In September 2019, Voice for Life also sent a submission opposing the Labour-led coalition government's Abortion Legislation Act 2020, which would decriminalise abortion and ease restrictions on abortion access. New Zealand anti-abortionists failed to halt the decriminalisation of abortion, however, as the Abortion Legislation Act 2019 passed its third reading and became law on 24 March 2020.
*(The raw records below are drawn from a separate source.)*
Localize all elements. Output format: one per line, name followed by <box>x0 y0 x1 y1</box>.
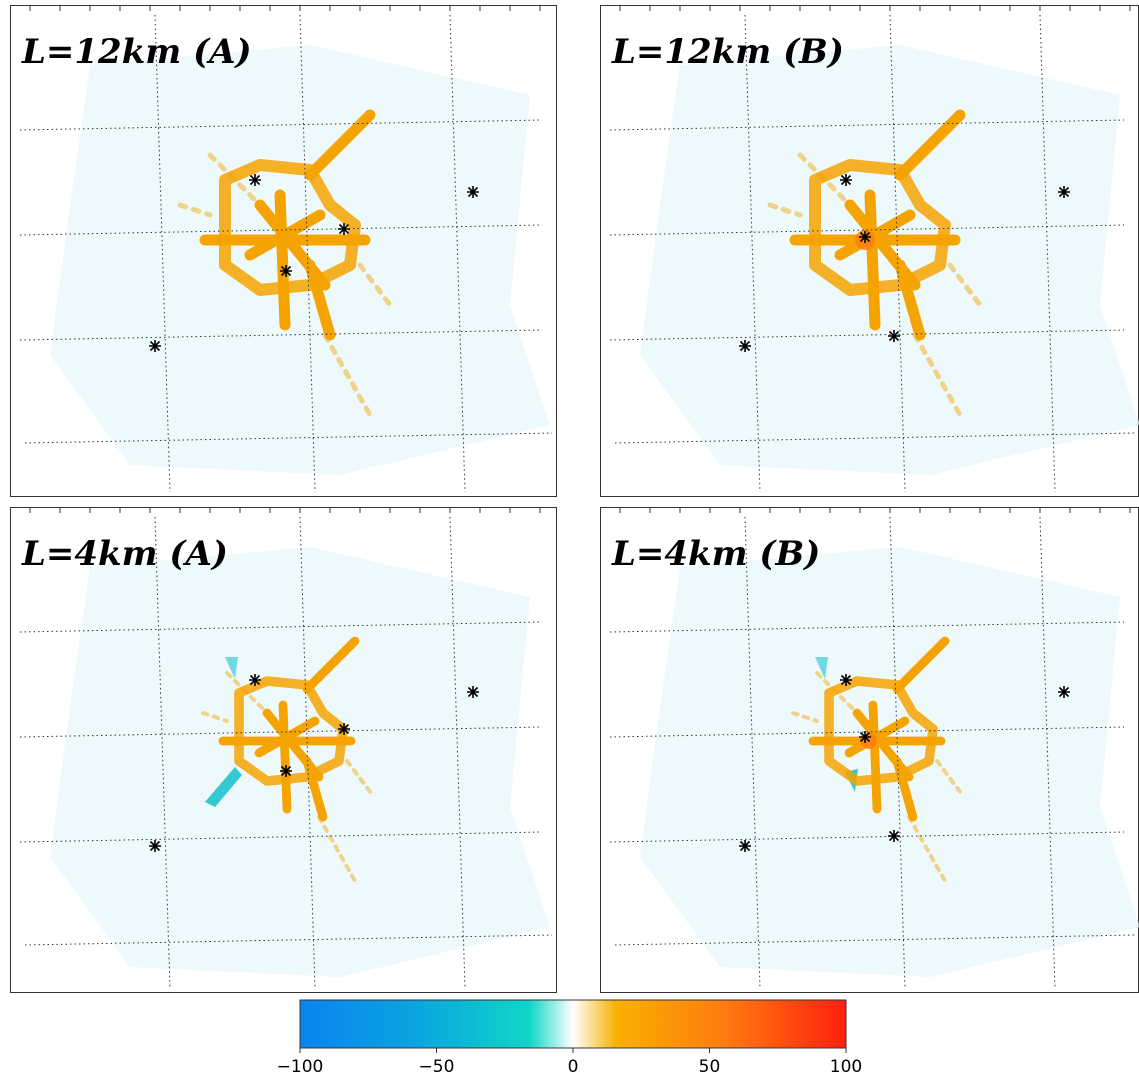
frame-ticks <box>619 5 1131 11</box>
site-marker <box>338 723 350 735</box>
positive-field <box>791 636 964 884</box>
negative-field <box>50 547 550 977</box>
negative-patch <box>205 767 242 807</box>
map-panel: L=4km (B) <box>600 507 1139 993</box>
map-panel: L=4km (A) <box>10 507 557 993</box>
panel-label: L=4km (B) <box>611 534 820 574</box>
graticule <box>609 14 1135 493</box>
site-marker <box>280 765 292 777</box>
frame-ticks <box>29 507 541 513</box>
site-marker <box>840 174 852 186</box>
site-marker <box>249 174 261 186</box>
outer-roads <box>201 671 374 884</box>
colorbar-tick-label: 100 <box>830 1057 862 1075</box>
colorbar-tick-label: −50 <box>419 1057 455 1075</box>
site-marker <box>338 223 350 235</box>
colorbar-tick-label: 50 <box>699 1057 721 1075</box>
graticule <box>19 516 553 989</box>
radial-roads <box>218 636 360 822</box>
site-marker <box>1058 686 1070 698</box>
site-marker <box>739 340 751 352</box>
site-marker <box>149 840 161 852</box>
positive-field <box>767 109 983 418</box>
site-marker <box>859 731 871 743</box>
site-marker <box>280 265 292 277</box>
ring-road <box>809 159 951 296</box>
site-marker <box>888 330 900 342</box>
graticule <box>19 14 553 493</box>
site-marker <box>467 186 479 198</box>
ring-road <box>824 676 938 786</box>
colorbar <box>299 999 847 1049</box>
graticule <box>609 516 1135 989</box>
radial-roads <box>199 109 376 341</box>
site-marker <box>1058 186 1070 198</box>
site-marker <box>888 830 900 842</box>
site-marker <box>840 674 852 686</box>
site-marker <box>149 340 161 352</box>
frame-ticks <box>29 5 541 11</box>
site-marker <box>467 686 479 698</box>
map-panel: L=12km (B) <box>600 5 1139 497</box>
site-marker <box>249 674 261 686</box>
frame-ticks <box>619 507 1131 513</box>
colorbar-tick-label: −100 <box>277 1057 324 1075</box>
negative-field <box>640 547 1139 977</box>
panel-label: L=12km (B) <box>611 32 844 72</box>
negative-patch <box>815 657 828 679</box>
panel-label: L=12km (A) <box>21 32 252 72</box>
map-panel: L=12km (A) <box>10 5 557 497</box>
ring-road <box>219 159 361 296</box>
outer-roads <box>767 152 983 418</box>
colorbar-tick-label: 0 <box>568 1057 579 1075</box>
negative-patch <box>225 657 238 679</box>
site-marker <box>859 231 871 243</box>
positive-field <box>177 109 393 418</box>
outer-roads <box>177 152 393 418</box>
panel-label: L=4km (A) <box>21 534 228 574</box>
site-marker <box>739 840 751 852</box>
outer-roads <box>791 671 964 884</box>
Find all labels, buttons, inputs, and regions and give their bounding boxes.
===Decriminalisation of euthanasia, October 2020===
Voice for Life and other anti-euthanasia organisations fought the passage of the End of Life Choice Act 2020, but were unable to halt either its parliamentary passage, or its ratification within a subsequent binding referendum on the legislation held concurrently with the New Zealand general election 2020. Two-thirds of voters supported ratification of the Act, which came into force on 6 November 2021

==Organisation and activities==
As of 2019, Voice for Life has 30 branches across New Zealand and 4,500 members. Besides abortion, Voice for Life has also spoken out against infanticide, experimentation on embryos, cloning and euthanasia. Voice for Life's advocacy and communications activities have included stalls at public events, newspaper adverts, distributing informational material, contacts with the media and lobbying politicians. As of 2020, the current Voice for Life President is Kate Cormack.